Cummings was born to sharecroppers, and during his more than 20-year career in congress, he became known as someone who often spoke truth to power. On this installment of #BackChannel, The State of Things’ recurring series connecting culture and context, popular culture experts Natalie Bullock Brown and Mark Anthony Neal join host Frank Stasio to reflect on the Baltimore-born congressman’s impact as an activist and as a community leader.

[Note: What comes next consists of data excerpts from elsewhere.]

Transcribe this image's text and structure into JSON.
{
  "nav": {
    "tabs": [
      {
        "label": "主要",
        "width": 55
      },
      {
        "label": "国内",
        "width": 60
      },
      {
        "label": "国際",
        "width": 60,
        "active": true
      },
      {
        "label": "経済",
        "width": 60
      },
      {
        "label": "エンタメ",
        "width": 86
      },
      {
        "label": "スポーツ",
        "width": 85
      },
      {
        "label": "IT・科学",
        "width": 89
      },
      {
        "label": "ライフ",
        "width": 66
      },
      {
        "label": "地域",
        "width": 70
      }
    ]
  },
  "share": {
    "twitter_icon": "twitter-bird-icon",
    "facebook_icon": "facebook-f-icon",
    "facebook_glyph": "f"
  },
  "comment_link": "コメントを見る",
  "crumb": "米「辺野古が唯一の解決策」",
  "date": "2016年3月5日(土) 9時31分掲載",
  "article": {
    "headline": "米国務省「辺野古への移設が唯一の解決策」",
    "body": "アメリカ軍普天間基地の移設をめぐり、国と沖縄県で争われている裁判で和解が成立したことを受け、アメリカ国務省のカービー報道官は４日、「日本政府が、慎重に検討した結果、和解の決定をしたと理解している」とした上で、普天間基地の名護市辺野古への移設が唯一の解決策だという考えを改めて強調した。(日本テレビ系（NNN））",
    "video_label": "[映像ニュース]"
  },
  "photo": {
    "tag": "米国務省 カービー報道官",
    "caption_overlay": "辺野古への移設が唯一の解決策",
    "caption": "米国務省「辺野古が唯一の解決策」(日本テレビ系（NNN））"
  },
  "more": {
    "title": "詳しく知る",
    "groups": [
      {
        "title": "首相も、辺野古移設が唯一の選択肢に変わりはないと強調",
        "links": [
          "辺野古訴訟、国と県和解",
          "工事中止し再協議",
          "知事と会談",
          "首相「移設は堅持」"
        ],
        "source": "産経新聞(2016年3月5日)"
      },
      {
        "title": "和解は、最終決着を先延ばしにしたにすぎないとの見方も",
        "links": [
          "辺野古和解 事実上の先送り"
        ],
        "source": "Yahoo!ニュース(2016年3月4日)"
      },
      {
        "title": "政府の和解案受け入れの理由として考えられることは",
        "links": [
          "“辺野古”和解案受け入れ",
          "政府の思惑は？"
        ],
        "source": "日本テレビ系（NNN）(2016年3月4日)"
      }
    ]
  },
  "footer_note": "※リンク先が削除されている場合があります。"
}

Brown and Neal also talk about the fatal shooting of 28-year-old Atatiana Jefferson, a black woman who was shot by a Fort Worth police officer while inside her own home playing video games with her 8-year-old nephew. Plus, what happens when one of Hollywood’s most prominent families invites the American public into their intimate conversations? Neal and Brown assess why Jada Pinkett Smith’s multigenerational family talk show “Red Table Talk” is striking such a chord with audiences and generating unprecedented views on Facebook Watch.
They also review Chelsea Handler’s new Netflix special “Hello Privilege. It’s Me Chelsea” and the new sci-fi superhero show “Raising Dion.”
Plus, noted actor Tyler Perry officially became the first African American to own a major movie studio. Tyler Perry Studios is a 330-acre complex in Atlanta built on what was once a Confederate army base. It now features 12 large sound stages named after groundbreaking black artists. Neal and Brown will share their take on Perry’s new venture and review the new album from Grammy-winning musician Robert Glasper.
Natalie Bullock Brown is a filmmaker and teaching assistant professor at North Carolina State University, and Mark Anthony Neal is the James B. Duke professor and chair of the department of African and African American studies at Duke University in Durham.